Buck tells Dylan to go to the ravine and make giant Sasquatch footprints using a cast made from real ones, and to lead them away from the tunnel. Agent Crow interferes on the radio, and talks about Buck, and Kurt Skipp soon arrives and discovers Dylan making the footprints, and sees a Bigfoot-like creature, and shoots at it. Dylan tries to stop him, but Kurt knees him in the stomach.

At the same time, the volcano had a small eruption, and trees collapse on Kurt and kill him. Dylan hears his dad on the radio and talks to him. Dylan discovers his dad at a waterfall, and he is injured and barely conscious. A Sasquatch takes Dylan's dad to a safer place and beckons Dylan to follow. He talks to Dr. Flagg on the radio and tells him about the situation.

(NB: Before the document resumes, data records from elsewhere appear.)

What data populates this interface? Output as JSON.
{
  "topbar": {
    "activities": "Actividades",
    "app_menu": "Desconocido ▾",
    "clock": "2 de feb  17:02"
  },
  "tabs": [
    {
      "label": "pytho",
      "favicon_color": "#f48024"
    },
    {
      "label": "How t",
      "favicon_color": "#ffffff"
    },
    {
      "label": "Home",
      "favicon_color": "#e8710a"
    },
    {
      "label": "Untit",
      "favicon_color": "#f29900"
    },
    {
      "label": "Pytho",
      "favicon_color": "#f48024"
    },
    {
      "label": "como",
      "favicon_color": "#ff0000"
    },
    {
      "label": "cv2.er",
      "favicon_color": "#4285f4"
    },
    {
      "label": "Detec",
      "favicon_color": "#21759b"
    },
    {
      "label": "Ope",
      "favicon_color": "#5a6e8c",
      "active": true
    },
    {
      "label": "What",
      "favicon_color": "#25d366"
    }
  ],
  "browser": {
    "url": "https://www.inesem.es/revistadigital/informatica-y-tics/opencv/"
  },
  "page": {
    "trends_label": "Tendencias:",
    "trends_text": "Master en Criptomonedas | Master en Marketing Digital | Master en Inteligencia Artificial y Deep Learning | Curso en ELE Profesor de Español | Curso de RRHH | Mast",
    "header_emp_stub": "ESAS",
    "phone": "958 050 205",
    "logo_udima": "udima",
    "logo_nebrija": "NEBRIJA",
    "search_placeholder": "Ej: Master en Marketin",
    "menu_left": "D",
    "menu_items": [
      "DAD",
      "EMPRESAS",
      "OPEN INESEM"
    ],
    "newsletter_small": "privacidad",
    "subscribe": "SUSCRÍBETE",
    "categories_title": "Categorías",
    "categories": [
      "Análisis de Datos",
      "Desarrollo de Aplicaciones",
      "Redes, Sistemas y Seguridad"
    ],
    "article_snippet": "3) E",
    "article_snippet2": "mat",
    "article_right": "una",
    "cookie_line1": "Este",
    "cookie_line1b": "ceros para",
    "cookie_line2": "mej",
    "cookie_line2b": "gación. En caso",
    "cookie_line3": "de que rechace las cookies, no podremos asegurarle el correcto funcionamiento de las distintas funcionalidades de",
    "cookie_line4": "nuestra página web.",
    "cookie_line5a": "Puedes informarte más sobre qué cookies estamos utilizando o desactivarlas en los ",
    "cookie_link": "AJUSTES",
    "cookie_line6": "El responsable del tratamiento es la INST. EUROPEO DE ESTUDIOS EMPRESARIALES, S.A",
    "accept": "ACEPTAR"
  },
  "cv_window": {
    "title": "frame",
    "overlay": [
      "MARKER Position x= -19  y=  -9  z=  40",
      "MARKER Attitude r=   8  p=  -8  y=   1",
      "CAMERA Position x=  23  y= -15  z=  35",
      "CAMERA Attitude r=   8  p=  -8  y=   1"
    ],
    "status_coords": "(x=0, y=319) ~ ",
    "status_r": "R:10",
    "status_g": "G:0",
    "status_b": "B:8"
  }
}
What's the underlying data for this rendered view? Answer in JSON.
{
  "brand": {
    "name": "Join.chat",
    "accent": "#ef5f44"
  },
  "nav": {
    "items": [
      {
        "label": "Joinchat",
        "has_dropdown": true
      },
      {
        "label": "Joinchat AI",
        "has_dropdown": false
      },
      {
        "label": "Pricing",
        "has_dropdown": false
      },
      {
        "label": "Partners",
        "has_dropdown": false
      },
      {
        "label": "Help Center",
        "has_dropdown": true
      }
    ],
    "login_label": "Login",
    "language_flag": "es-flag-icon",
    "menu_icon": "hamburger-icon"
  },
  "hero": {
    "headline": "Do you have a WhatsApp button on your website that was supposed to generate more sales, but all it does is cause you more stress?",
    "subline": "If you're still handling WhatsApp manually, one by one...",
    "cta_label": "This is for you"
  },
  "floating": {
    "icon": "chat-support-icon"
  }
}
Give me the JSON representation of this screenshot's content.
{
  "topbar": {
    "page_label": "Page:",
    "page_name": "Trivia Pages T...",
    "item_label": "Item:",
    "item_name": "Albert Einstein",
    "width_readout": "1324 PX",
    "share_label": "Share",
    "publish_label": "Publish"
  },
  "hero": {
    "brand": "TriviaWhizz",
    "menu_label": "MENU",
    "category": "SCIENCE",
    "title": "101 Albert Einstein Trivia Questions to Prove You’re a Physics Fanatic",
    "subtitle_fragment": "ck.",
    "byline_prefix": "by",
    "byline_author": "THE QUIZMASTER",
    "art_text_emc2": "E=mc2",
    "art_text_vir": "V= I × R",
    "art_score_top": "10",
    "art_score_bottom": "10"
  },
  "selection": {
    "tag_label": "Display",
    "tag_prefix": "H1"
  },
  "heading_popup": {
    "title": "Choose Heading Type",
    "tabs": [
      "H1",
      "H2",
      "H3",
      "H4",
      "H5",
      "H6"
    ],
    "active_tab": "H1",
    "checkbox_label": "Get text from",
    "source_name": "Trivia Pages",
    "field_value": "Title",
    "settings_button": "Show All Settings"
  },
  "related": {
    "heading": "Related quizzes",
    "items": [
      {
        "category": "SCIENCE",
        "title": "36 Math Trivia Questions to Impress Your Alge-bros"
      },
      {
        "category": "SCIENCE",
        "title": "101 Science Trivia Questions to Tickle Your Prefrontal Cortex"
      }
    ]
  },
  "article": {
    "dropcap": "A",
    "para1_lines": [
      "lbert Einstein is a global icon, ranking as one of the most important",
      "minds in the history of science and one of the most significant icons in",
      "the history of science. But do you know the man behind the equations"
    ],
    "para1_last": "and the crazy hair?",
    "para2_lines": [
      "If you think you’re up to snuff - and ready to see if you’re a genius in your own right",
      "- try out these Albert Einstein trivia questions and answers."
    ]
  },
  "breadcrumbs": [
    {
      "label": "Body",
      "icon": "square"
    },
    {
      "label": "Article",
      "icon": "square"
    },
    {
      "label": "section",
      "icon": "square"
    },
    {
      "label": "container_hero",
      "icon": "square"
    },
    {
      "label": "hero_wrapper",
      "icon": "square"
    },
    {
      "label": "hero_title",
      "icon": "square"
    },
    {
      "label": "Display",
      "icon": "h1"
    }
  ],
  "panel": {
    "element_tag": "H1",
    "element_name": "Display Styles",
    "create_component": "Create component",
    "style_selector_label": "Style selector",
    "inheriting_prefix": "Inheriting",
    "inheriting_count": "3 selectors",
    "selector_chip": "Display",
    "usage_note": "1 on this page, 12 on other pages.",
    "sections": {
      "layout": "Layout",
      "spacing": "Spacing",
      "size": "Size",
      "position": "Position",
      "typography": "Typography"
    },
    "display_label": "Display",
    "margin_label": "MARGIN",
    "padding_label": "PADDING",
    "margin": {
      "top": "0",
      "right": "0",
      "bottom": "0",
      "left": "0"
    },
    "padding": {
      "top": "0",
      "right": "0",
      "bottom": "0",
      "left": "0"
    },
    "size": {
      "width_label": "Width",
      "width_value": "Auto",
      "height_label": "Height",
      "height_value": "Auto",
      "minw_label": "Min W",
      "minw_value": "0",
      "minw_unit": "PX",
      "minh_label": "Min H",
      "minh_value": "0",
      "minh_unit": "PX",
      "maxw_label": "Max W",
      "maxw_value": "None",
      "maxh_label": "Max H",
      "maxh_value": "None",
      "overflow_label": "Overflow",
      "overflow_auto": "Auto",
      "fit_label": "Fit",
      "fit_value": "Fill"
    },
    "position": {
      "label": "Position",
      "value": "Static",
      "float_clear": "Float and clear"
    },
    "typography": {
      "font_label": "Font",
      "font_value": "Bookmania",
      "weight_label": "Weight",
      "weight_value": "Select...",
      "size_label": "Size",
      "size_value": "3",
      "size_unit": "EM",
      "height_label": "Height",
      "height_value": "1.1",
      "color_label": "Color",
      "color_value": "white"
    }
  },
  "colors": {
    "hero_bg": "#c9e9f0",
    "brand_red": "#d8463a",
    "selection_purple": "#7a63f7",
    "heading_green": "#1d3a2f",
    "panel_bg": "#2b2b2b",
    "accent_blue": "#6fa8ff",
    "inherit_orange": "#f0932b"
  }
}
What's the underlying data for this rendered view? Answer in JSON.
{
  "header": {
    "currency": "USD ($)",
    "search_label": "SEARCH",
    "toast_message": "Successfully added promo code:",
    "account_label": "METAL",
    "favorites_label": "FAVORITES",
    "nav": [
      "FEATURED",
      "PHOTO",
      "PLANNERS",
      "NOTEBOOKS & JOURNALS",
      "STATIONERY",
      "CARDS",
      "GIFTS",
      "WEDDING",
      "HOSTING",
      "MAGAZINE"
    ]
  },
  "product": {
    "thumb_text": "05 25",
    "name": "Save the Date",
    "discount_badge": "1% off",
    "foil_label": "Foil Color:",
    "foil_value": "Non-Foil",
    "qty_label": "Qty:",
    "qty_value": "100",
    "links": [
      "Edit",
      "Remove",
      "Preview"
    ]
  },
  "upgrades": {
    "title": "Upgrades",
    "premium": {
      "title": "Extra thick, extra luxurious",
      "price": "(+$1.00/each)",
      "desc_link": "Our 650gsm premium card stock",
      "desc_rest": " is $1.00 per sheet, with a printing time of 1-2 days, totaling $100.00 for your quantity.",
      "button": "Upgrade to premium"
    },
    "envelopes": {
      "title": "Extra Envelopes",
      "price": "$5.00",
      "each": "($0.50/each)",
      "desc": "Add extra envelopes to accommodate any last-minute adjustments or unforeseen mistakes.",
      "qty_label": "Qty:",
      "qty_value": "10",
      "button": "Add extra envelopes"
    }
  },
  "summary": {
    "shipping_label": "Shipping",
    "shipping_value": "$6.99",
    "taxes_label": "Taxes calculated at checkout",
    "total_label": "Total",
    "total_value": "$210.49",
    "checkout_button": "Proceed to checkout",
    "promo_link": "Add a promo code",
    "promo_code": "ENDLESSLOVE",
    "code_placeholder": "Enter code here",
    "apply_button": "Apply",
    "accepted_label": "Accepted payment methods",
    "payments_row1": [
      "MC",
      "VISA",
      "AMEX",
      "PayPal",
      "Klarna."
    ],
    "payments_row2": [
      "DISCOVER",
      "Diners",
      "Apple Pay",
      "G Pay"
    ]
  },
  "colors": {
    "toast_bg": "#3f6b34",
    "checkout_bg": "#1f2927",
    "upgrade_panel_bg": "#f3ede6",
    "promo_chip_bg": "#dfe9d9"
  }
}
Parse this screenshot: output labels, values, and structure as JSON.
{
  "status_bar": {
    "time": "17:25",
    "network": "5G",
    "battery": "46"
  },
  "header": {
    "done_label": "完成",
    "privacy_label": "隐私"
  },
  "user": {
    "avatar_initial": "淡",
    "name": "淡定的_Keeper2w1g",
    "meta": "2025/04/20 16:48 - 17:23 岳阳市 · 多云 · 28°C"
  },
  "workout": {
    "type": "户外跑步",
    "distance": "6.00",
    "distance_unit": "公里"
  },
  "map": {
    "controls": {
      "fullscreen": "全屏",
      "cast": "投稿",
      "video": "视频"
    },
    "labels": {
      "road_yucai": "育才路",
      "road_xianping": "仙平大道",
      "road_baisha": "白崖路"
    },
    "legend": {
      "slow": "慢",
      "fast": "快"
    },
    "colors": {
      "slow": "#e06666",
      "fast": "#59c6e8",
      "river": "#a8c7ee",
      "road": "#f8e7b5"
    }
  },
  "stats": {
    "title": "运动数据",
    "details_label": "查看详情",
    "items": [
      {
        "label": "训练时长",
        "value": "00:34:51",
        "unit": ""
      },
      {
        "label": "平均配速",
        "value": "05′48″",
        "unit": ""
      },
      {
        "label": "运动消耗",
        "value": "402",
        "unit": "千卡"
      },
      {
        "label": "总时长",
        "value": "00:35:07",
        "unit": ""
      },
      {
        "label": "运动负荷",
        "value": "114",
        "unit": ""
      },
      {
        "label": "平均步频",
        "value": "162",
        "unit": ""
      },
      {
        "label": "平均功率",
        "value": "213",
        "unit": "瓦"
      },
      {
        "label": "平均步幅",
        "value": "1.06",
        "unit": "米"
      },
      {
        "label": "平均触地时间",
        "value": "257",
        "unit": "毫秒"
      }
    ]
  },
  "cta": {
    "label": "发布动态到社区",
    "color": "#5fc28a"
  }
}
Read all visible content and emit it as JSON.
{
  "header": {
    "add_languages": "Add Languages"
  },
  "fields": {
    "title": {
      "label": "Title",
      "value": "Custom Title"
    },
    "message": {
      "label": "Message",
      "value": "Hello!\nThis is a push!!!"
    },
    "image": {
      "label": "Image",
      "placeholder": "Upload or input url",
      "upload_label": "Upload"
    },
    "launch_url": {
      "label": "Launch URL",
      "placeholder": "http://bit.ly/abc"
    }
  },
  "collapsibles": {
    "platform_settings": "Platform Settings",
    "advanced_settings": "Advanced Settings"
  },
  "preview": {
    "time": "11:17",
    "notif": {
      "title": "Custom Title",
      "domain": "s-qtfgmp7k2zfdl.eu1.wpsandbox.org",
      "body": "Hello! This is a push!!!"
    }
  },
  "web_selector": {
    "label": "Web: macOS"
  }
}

A helicopter arrives to take Dylan and his Dad back to civilization. Clyde and his brothers are missing, and Dylan thinks they went back to Zona. When they get back home, Dylan wonders what had happened to Buck, and Dylan sends a message to his mother that Dylan's father is in hospital.

Dylan receives an e-mail from Buck that an "old friend" is about to arrive at his house, but it's Agent Crow. In the fridge, there was a message from Buck for Agent Crow, saying that he confessed to the hijacking. Another message was for Dylan, saying that Agent Crow should get more exercise. After Agent Crow leaves, Dylan also finds a wooden staff from Buck to remember him by. On it, a face resembling Dylan was carved into the handle.